A Bruges puis à Bruxelles, Emile Renders (1872-1956), banquier fortuné, avait fini par réunir une des principales collections de Primitifs flamands dans la Belgique de l'entre-deux-guerres. Sa réputation de connaisseur de l'art flamand était à ce point reconnue, que sa collection reçut la consécration suprême lorsque l'Etat belge l'exposa à Londres en 1927. La réputation de polémiste de Renders n'était plus à faire tant il défendit ses thèses avec une énergie peu coutumière dans le milieu des historiens d'art professionnels. Publiée la même année que cet essai sur Van Eyck, la virulence langagière -proche de l'invective- de sa Lettre ouverte à Jules Destrée, une manoeuvre régionaliste en marge de l'exposition "Cinq siècles d'art" (1935) sidère encore le lecteur d'aujourd'hui et fait de ce personnage emporté une sorte de capitaine Haddock de la critique d'art. Cette passion sans limites connut aussi ses zones d'ombres peu reluisantes pendant la Seconde Guerre mondiale riche en trafics éhontés d'oeuvres d'art ; Haddock se retire alors pour cèder la place aux frères Loiseau voire aux autorités bordures. "Après d'âpres négociations, qui durèrent plusieurs mois entre 1940 et 1941, Emile Renders vendit l'ensemble de sa collection de Primitifs -vingt tableaux- au maréchal Goering [...] Une partie de sa collection fut transférée dans sa résidence de Karinhall, l'autre vendue ou échangée pour des oeuvres de maîtres anciens. L'un des principaux intermédiaires entre Goering et Renders était un certain Alois Miedl, homme de confiance du maréchal, qui avait fait main basse à Amsterdam sur la firme Goudstikker." (L'Affaire Van der Veken, Musées royaux des Beaux-Arts, Bruxelles, Institut royal du patrimoine artistiques, 2005)
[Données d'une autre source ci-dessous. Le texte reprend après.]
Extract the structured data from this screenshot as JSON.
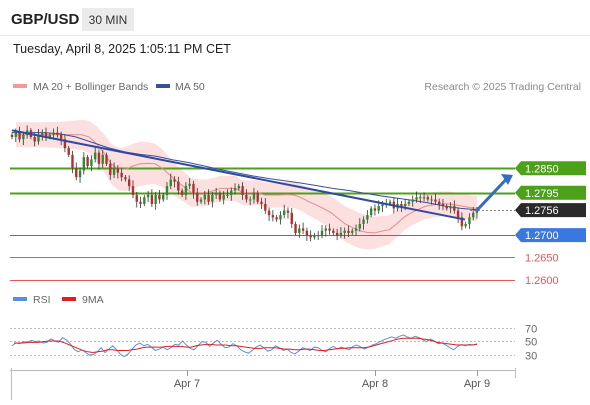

A la Libération, l'Office de Récupération économique (ORE), chargé de retrouver les biens spoliés à l'Etat belge, put remettre la main sur une dizaines d'oeuvres que l'on peut voir dans les musées de Tournai, Anvers, Bruges et Bruxelles. "Emile Renders intenta un procès à l'Etat belge, arguant du fait qu'il n'avait jamais été payé lors de la vente de sa collection. La vérité éclata au grand jour, lorsqu'on découvrit, dans les archives de Goering, des lettres qui établissaient qu'en 1943, le Brugeois avait entamé d'autres négociations avec le maréchal, lui proposant d'acheter sa collection de sculptures gothiques. Renders contre-attaqua, mais à nouveau son action en justice fut rejetée." (ibid., p. 7)
Renders s'était lié et associé précocement au le restautateur Joseph Van der Veken (1872-1964), dont l'une des spécialités était l'hyperrestauration, "soit la récupération d'un tableau ancien qui servira de support à une réalisation nouvelle". La Madone Renders offre l'exemple achevé de cette pratique frauduleuse. Une partie conséquente des Primitifs vendus à Goering, déjà exposés à Londres en 1927 et à Bruxelles en 1935,  étaient donc des tableaux partiellement faux!
Deux ans avant cette publication, Renders avait déjà consacré en 1933 un ouvrage à Hubert Van Eyck, afin de démontrer que l'existence de ce frère n'était qu'une légende et que l'oeuvre revenait entièrement au seul Jan, son "unique auteur". L'avant-propos révèle la verve polémiste de l'auteur : "[...] Nous complétons notre volume sur Hubert, -une analyse des documents écrits- par une étude des oeuvres peintes [...]. Travail ardu et coûteux, -nous en avons l'expérience- mais que nous poussâmes avec ardeur au lendemain d'une suite d'encouragements qui nous firent comprendre que, tout de même, en Belgique des savants qui se tiennent à l'abri d'un certain clan inféodé à ce qu'on est convenu d'appeler la science officielle, avaient ouvert les yeux et désiraient sanctionner notre effort de leurs sympathie et de leurs suffrages.
"Quelques professeurs l'eussent volontiers étouffé s'ils s'en étaient senti capables, cependant que, par des moyens que nous ne qualifierons pas aujourd'hui, ils cherchent à en écarter leurs élèves, les membres de leurs institutions officielles et jusqu'à nos propres amis et collaborateurs. Tristes procédés révélant tout simplement leur impuissance à mener campagne de front et visière levée contre une thèse qui les gêne, qui les désoriente, qui bouleverse leurs méthodes d'enseignement calquées sur celles qui ont cours depuis un siècle, et qui rectifie les erreurs qu'ils ont propagées à leur tour."